Seventy years ago, Anne Frank made her final diary entry from her hiding place in Amsterdam on Aug. 1, 1944.
Anne lived in the Secret Annex at 263 Prinsengracht with her family for two years during the German occupation of the Netherlands in World War II, documenting her life faithfully in her diary during that time. In her last entry, Anne was introspective and wondered about how people would perceive her.
"I'm afraid that people who know me as I usually am will discover I have another side, a better and finer side. I'm afraid they'll mock me, think I'm ridiculous and sentimental and not take me seriously," she wrote.
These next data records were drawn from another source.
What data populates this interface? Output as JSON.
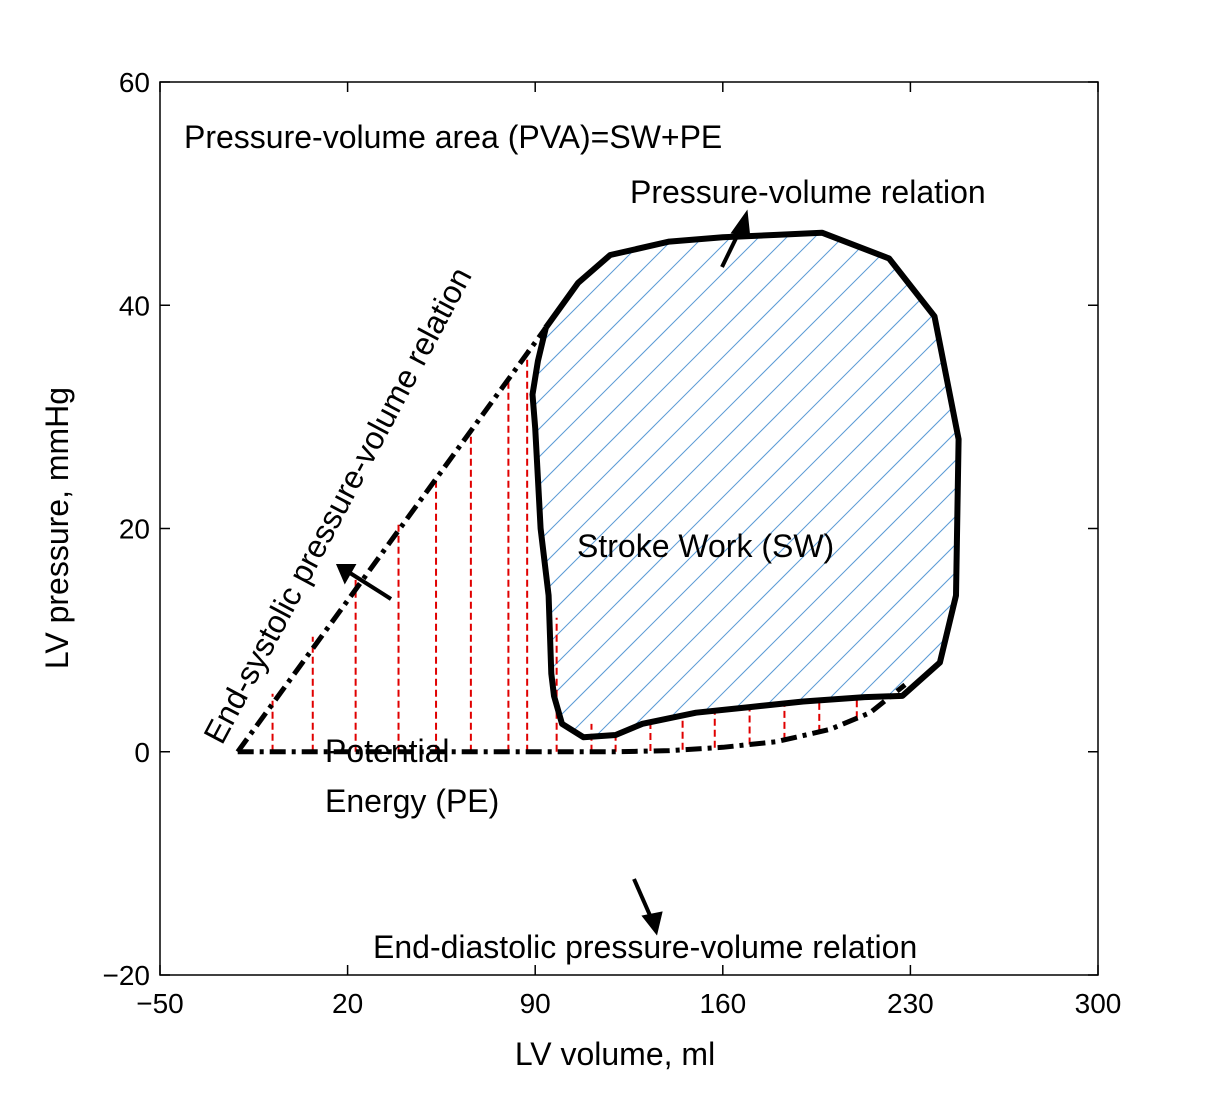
{
  "chart_data": {
    "type": "line",
    "xlabel": "LV volume, ml",
    "ylabel": "LV pressure, mmHg",
    "xlim": [
      -50,
      300
    ],
    "ylim": [
      -20,
      60
    ],
    "xticks": [
      -50,
      20,
      90,
      160,
      230,
      300
    ],
    "yticks": [
      -20,
      0,
      20,
      40,
      60
    ],
    "grid": false,
    "series": [
      {
        "name": "Pressure-volume relation",
        "style": "solid",
        "color": "#000000",
        "points": [
          [
            94,
            38
          ],
          [
            106,
            42
          ],
          [
            118,
            44.5
          ],
          [
            140,
            45.7
          ],
          [
            160,
            46.1
          ],
          [
            180,
            46.3
          ],
          [
            197,
            46.5
          ],
          [
            222,
            44.2
          ],
          [
            239,
            39
          ],
          [
            248,
            28
          ],
          [
            247,
            14
          ],
          [
            241,
            8
          ],
          [
            227,
            5
          ],
          [
            213,
            4.9
          ],
          [
            190,
            4.5
          ],
          [
            170,
            4
          ],
          [
            150,
            3.5
          ],
          [
            130,
            2.5
          ],
          [
            120,
            1.5
          ],
          [
            108,
            1.3
          ],
          [
            100,
            2.5
          ],
          [
            97,
            5
          ],
          [
            96,
            7
          ],
          [
            95,
            14
          ],
          [
            92,
            20
          ],
          [
            90,
            29
          ],
          [
            89,
            32
          ],
          [
            91,
            35
          ],
          [
            94,
            38
          ]
        ]
      },
      {
        "name": "End-systolic pressure-volume relation",
        "style": "dashdot",
        "color": "#000000",
        "points": [
          [
            -21,
            0
          ],
          [
            94,
            38
          ]
        ]
      },
      {
        "name": "End-diastolic pressure-volume relation",
        "style": "dashdot",
        "color": "#000000",
        "points": [
          [
            -21,
            0
          ],
          [
            60,
            0
          ],
          [
            100,
            0
          ],
          [
            120,
            0
          ],
          [
            140,
            0.1
          ],
          [
            160,
            0.4
          ],
          [
            180,
            0.9
          ],
          [
            200,
            2
          ],
          [
            215,
            3.5
          ],
          [
            228,
            6
          ]
        ]
      }
    ],
    "pe_lines_x": [
      -8,
      7,
      23,
      39,
      53,
      66,
      80,
      87,
      98,
      111
    ],
    "pe_lines_top": [
      5.2,
      10.3,
      15.4,
      20.5,
      24.6,
      29.0,
      33.6,
      36,
      12,
      2.5
    ],
    "pe_lines_bottom_right": [
      [
        120,
        1.5
      ],
      [
        133,
        2.6
      ],
      [
        145,
        3.0
      ],
      [
        157,
        3.5
      ],
      [
        170,
        4.0
      ],
      [
        183,
        4.3
      ],
      [
        196,
        4.6
      ],
      [
        210,
        4.8
      ]
    ],
    "hatch_colors": {
      "sw": "#5b9bd5",
      "pe": "#e00000"
    },
    "annotations": [
      "Pressure-volume area (PVA)=SW+PE",
      "Pressure-volume relation",
      "End-systolic pressure-volume relation",
      "Stroke Work (SW)",
      "Potential",
      "Energy (PE)",
      "End-diastolic pressure-volume relation"
    ]
  }
}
"I'm used to not being taken seriously, but only the 'lighthearted' Anne is used to it and can put up with it: the 'deeper' Anne is too weak."
Three days later on Aug. 4, the SS, working on a tip from an informer who has never been identified, raided the hiding place. All eight people in hiding were arrested and sent to concentration camps. Anne Frank died at Bergen-Belsen concentration camp in Germany from typhus in March 1945.
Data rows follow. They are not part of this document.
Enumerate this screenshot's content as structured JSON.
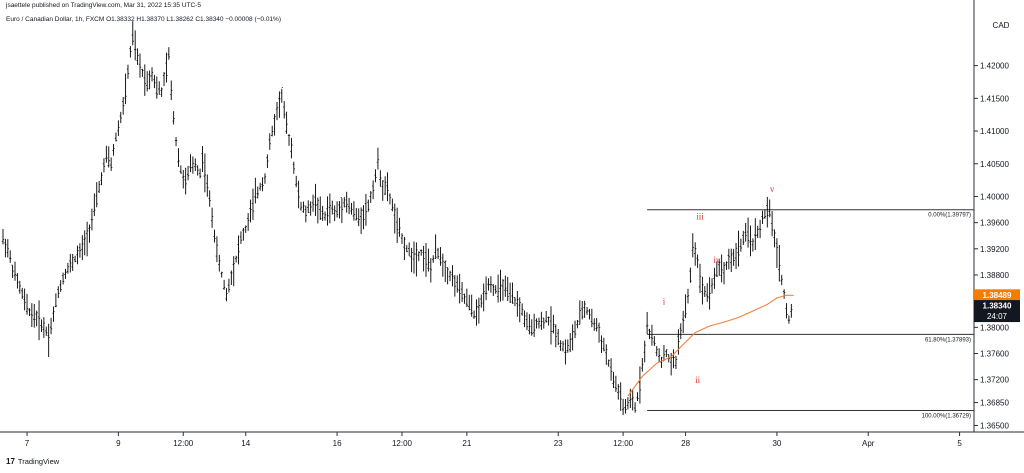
{
  "header": {
    "published": "jsaettele published on TradingView.com, Mar 31, 2022 15:35 UTC-5",
    "symbol_info": "Euro / Canadian Dollar, 1h, FXCM  O1.38332  H1.38370  L1.38262  C1.38340  −0.00008 (−0.01%)"
  },
  "footer": {
    "logo_glyph": "17",
    "brand": "TradingView"
  },
  "colors": {
    "background": "#ffffff",
    "candles": "#000000",
    "moving_average": "#f0823c",
    "wave_labels": "#e53935",
    "last_price_bg": "#131722",
    "ma_price_bg": "#f57c00",
    "fib_lines": "#333333",
    "axis_text": "#131722"
  },
  "chart_data": {
    "type": "line",
    "title": "",
    "currency_label": "CAD",
    "ylim": [
      1.364,
      1.4285
    ],
    "y_ticks": [
      1.42,
      1.415,
      1.41,
      1.405,
      1.4,
      1.396,
      1.392,
      1.388,
      1.38,
      1.376,
      1.372,
      1.3685,
      1.365
    ],
    "y_tick_labels": [
      "1.42000",
      "1.41500",
      "1.41000",
      "1.40500",
      "1.40000",
      "1.39600",
      "1.39200",
      "1.38800",
      "1.38000",
      "1.37600",
      "1.37200",
      "1.36850",
      "1.36500"
    ],
    "x_range": [
      0,
      404
    ],
    "x_ticks": [
      {
        "x": 10,
        "label": "7"
      },
      {
        "x": 48,
        "label": "9"
      },
      {
        "x": 75,
        "label": "12:00"
      },
      {
        "x": 101,
        "label": "14"
      },
      {
        "x": 139,
        "label": "16"
      },
      {
        "x": 166,
        "label": "12:00"
      },
      {
        "x": 193,
        "label": "21"
      },
      {
        "x": 231,
        "label": "23"
      },
      {
        "x": 258,
        "label": "12:00"
      },
      {
        "x": 284,
        "label": "28"
      },
      {
        "x": 322,
        "label": "30"
      },
      {
        "x": 360,
        "label": "Apr"
      },
      {
        "x": 398,
        "label": "5"
      }
    ],
    "price_path": [
      [
        0,
        1.3935
      ],
      [
        2,
        1.392
      ],
      [
        4,
        1.389
      ],
      [
        6,
        1.387
      ],
      [
        8,
        1.385
      ],
      [
        10,
        1.383
      ],
      [
        12,
        1.382
      ],
      [
        14,
        1.3815
      ],
      [
        16,
        1.3805
      ],
      [
        18,
        1.3795
      ],
      [
        19,
        1.3785
      ],
      [
        21,
        1.382
      ],
      [
        23,
        1.3855
      ],
      [
        26,
        1.3885
      ],
      [
        30,
        1.3905
      ],
      [
        33,
        1.392
      ],
      [
        36,
        1.395
      ],
      [
        38,
        1.398
      ],
      [
        41,
        1.403
      ],
      [
        43,
        1.406
      ],
      [
        45,
        1.405
      ],
      [
        47,
        1.409
      ],
      [
        49,
        1.412
      ],
      [
        51,
        1.416
      ],
      [
        53,
        1.422
      ],
      [
        54,
        1.4245
      ],
      [
        56,
        1.421
      ],
      [
        58,
        1.419
      ],
      [
        60,
        1.4175
      ],
      [
        62,
        1.419
      ],
      [
        64,
        1.4165
      ],
      [
        66,
        1.416
      ],
      [
        68,
        1.4195
      ],
      [
        69,
        1.4215
      ],
      [
        70,
        1.416
      ],
      [
        72,
        1.4085
      ],
      [
        74,
        1.404
      ],
      [
        76,
        1.402
      ],
      [
        78,
        1.4045
      ],
      [
        80,
        1.405
      ],
      [
        82,
        1.4035
      ],
      [
        83,
        1.406
      ],
      [
        85,
        1.4015
      ],
      [
        87,
        1.397
      ],
      [
        89,
        1.3915
      ],
      [
        91,
        1.388
      ],
      [
        93,
        1.385
      ],
      [
        95,
        1.388
      ],
      [
        97,
        1.3905
      ],
      [
        99,
        1.3935
      ],
      [
        101,
        1.395
      ],
      [
        103,
        1.3975
      ],
      [
        105,
        1.4
      ],
      [
        107,
        1.4015
      ],
      [
        109,
        1.403
      ],
      [
        111,
        1.408
      ],
      [
        113,
        1.4115
      ],
      [
        115,
        1.4145
      ],
      [
        116,
        1.4155
      ],
      [
        118,
        1.4105
      ],
      [
        120,
        1.4075
      ],
      [
        122,
        1.402
      ],
      [
        124,
        1.3985
      ],
      [
        126,
        1.3975
      ],
      [
        128,
        1.3985
      ],
      [
        130,
        1.3995
      ],
      [
        132,
        1.3975
      ],
      [
        134,
        1.397
      ],
      [
        136,
        1.3985
      ],
      [
        138,
        1.3975
      ],
      [
        140,
        1.398
      ],
      [
        142,
        1.3995
      ],
      [
        144,
        1.3985
      ],
      [
        146,
        1.3975
      ],
      [
        148,
        1.3965
      ],
      [
        150,
        1.3975
      ],
      [
        152,
        1.3985
      ],
      [
        154,
        1.4015
      ],
      [
        156,
        1.405
      ],
      [
        158,
        1.4015
      ],
      [
        160,
        1.401
      ],
      [
        162,
        1.3985
      ],
      [
        164,
        1.3955
      ],
      [
        166,
        1.3935
      ],
      [
        168,
        1.392
      ],
      [
        170,
        1.391
      ],
      [
        172,
        1.391
      ],
      [
        174,
        1.3915
      ],
      [
        176,
        1.3905
      ],
      [
        178,
        1.389
      ],
      [
        180,
        1.3915
      ],
      [
        182,
        1.391
      ],
      [
        184,
        1.389
      ],
      [
        186,
        1.388
      ],
      [
        188,
        1.387
      ],
      [
        190,
        1.3855
      ],
      [
        192,
        1.3845
      ],
      [
        194,
        1.3835
      ],
      [
        196,
        1.382
      ],
      [
        198,
        1.3825
      ],
      [
        200,
        1.385
      ],
      [
        202,
        1.387
      ],
      [
        204,
        1.386
      ],
      [
        206,
        1.3855
      ],
      [
        208,
        1.3865
      ],
      [
        210,
        1.385
      ],
      [
        212,
        1.3845
      ],
      [
        214,
        1.3835
      ],
      [
        216,
        1.3825
      ],
      [
        218,
        1.3805
      ],
      [
        220,
        1.3795
      ],
      [
        222,
        1.381
      ],
      [
        224,
        1.3805
      ],
      [
        226,
        1.3815
      ],
      [
        228,
        1.3805
      ],
      [
        230,
        1.3795
      ],
      [
        232,
        1.3775
      ],
      [
        234,
        1.3765
      ],
      [
        236,
        1.3775
      ],
      [
        238,
        1.3795
      ],
      [
        240,
        1.3815
      ],
      [
        242,
        1.383
      ],
      [
        244,
        1.382
      ],
      [
        246,
        1.3805
      ],
      [
        248,
        1.3795
      ],
      [
        249,
        1.378
      ],
      [
        251,
        1.376
      ],
      [
        253,
        1.373
      ],
      [
        255,
        1.371
      ],
      [
        257,
        1.3695
      ],
      [
        258,
        1.3675
      ],
      [
        260,
        1.368
      ],
      [
        262,
        1.369
      ],
      [
        263,
        1.3675
      ],
      [
        265,
        1.3715
      ],
      [
        267,
        1.377
      ],
      [
        268,
        1.38
      ],
      [
        270,
        1.3785
      ],
      [
        272,
        1.3765
      ],
      [
        274,
        1.375
      ],
      [
        276,
        1.376
      ],
      [
        278,
        1.3745
      ],
      [
        280,
        1.3748
      ],
      [
        281,
        1.378
      ],
      [
        283,
        1.381
      ],
      [
        285,
        1.3845
      ],
      [
        286,
        1.388
      ],
      [
        287,
        1.3925
      ],
      [
        289,
        1.3905
      ],
      [
        290,
        1.387
      ],
      [
        292,
        1.3855
      ],
      [
        294,
        1.3855
      ],
      [
        296,
        1.3875
      ],
      [
        298,
        1.3895
      ],
      [
        300,
        1.3885
      ],
      [
        302,
        1.3905
      ],
      [
        304,
        1.3905
      ],
      [
        306,
        1.392
      ],
      [
        308,
        1.3935
      ],
      [
        310,
        1.394
      ],
      [
        312,
        1.393
      ],
      [
        314,
        1.3945
      ],
      [
        316,
        1.3965
      ],
      [
        318,
        1.3978
      ],
      [
        319,
        1.3975
      ],
      [
        320,
        1.3955
      ],
      [
        322,
        1.392
      ],
      [
        323,
        1.3895
      ],
      [
        324,
        1.3875
      ],
      [
        325,
        1.385
      ],
      [
        326,
        1.3825
      ],
      [
        327,
        1.381
      ],
      [
        328,
        1.3825
      ],
      [
        329,
        1.3834
      ]
    ],
    "series": [
      {
        "name": "",
        "x": [
          260,
          266,
          272,
          278,
          282,
          288,
          294,
          300,
          306,
          312,
          318,
          322,
          326,
          329
        ],
        "values": [
          1.3695,
          1.3725,
          1.3745,
          1.3755,
          1.377,
          1.3792,
          1.3802,
          1.3808,
          1.3815,
          1.3825,
          1.3835,
          1.3845,
          1.3849,
          1.3849
        ]
      }
    ],
    "fib_levels": [
      {
        "label": "0.00%(1.39797)",
        "value": 1.39797,
        "x_start": 268,
        "x_end": 404
      },
      {
        "label": "61.80%(1.37893)",
        "value": 1.37893,
        "x_start": 268,
        "x_end": 404
      },
      {
        "label": "100.00%(1.36729)",
        "value": 1.36729,
        "x_start": 268,
        "x_end": 404
      }
    ],
    "annotations": [
      {
        "text": "i",
        "x": 275,
        "y": 1.3835
      },
      {
        "text": "ii",
        "x": 289,
        "y": 1.3715
      },
      {
        "text": "iii",
        "x": 290,
        "y": 1.3965
      },
      {
        "text": "iv",
        "x": 297,
        "y": 1.3898
      },
      {
        "text": "v",
        "x": 320,
        "y": 1.4007
      }
    ],
    "price_labels": [
      {
        "text": "1.38489",
        "value": 1.38489,
        "kind": "ma"
      },
      {
        "text": "1.38340",
        "value": 1.3834,
        "kind": "last",
        "sub": "24:07"
      }
    ],
    "grid": false,
    "legend": "none"
  }
}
Her father, Otto, was the only person from the hiding place to survive. He returned to Amsterdam and recovered Anne's diary, which he published for the first time in the Netherlands on June 25, 1947.
Since then, Anne's diary has inspired films and stage performances. The diary has been translated into at least 67 languages and more than 30 million copies have been sold, according to the Anne Frank Center USA.